Eros'un sözleriyle gözlerini açtı. Sözlerinde haklıydı. Hepsinin bir görevi vardı. Jordan kendi görevini tamamlamış ve ait olduğu yerdeydi. Bunu istemese de kabullenmek zorundaydı. Bir daha çocuklarını ve eşini göremeyecek olmanın verdiği acıyla yaşamayı öğrenmeliydi. Derin bir iç çekerek bakışlarını Eros'a çevirdi. 

''Burası Hades'in yeraltı cenneti ve sadece çok özel ruhların gelebildiği bir yer. Peki neden buradan haberimiz yok?''
Eros orman sakinlerini birbirleriyle çiftleştirmeye devam ederken ''Öldükten sonra ruhların Elysion'da gidebilecekleri iki yer var. Cennet ya da cehennem. Ancak öyle ruhlar var ki Elysino'un en güzel bahçeleri bile o ruhu kabul etmez.

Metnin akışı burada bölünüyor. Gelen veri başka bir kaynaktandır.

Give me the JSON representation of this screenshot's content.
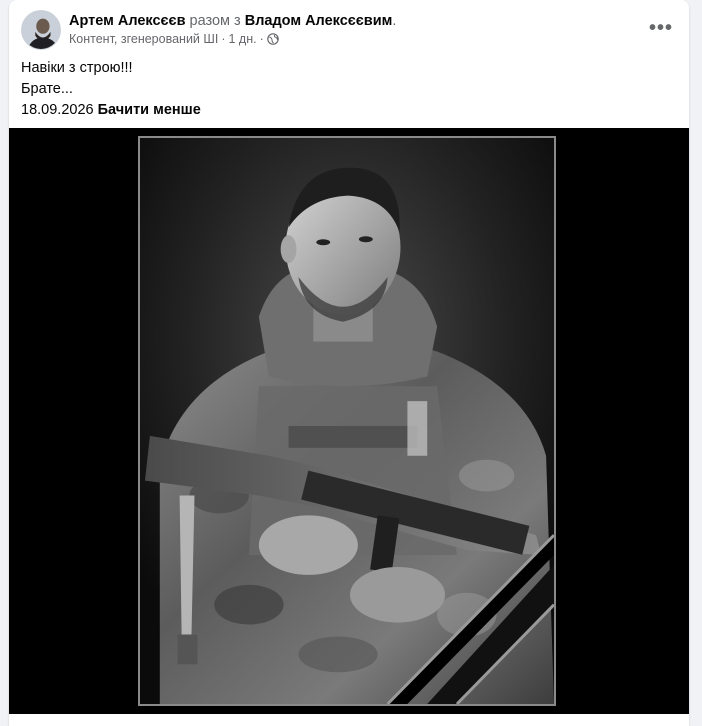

Hades onlara üstün ruhlar demeyi tercih ediyor. Ruhları o kadar saf ve temiz ki içlerinde hiç kötülük barındırmıyorlar. Bu gördüğün yer saklı bahçe. Sadece o üstün ruhlar buraya gelebilir. Sende onlardan birisin.'' dedi Eros genç kıza göz kırparak. 

Kaşları şaşkınlıkla kalkan Jordan tekrar etrafına baktı. Buraya girebilecek kadar temiz ruhlu olduğunu bilmiyordu. Elysion'a bile giremeyeceğinden korkmuşken Saklı Bahçedeydi. Eros'un bir başka hayvanı vurmasıyla yüzünü buruşturdu.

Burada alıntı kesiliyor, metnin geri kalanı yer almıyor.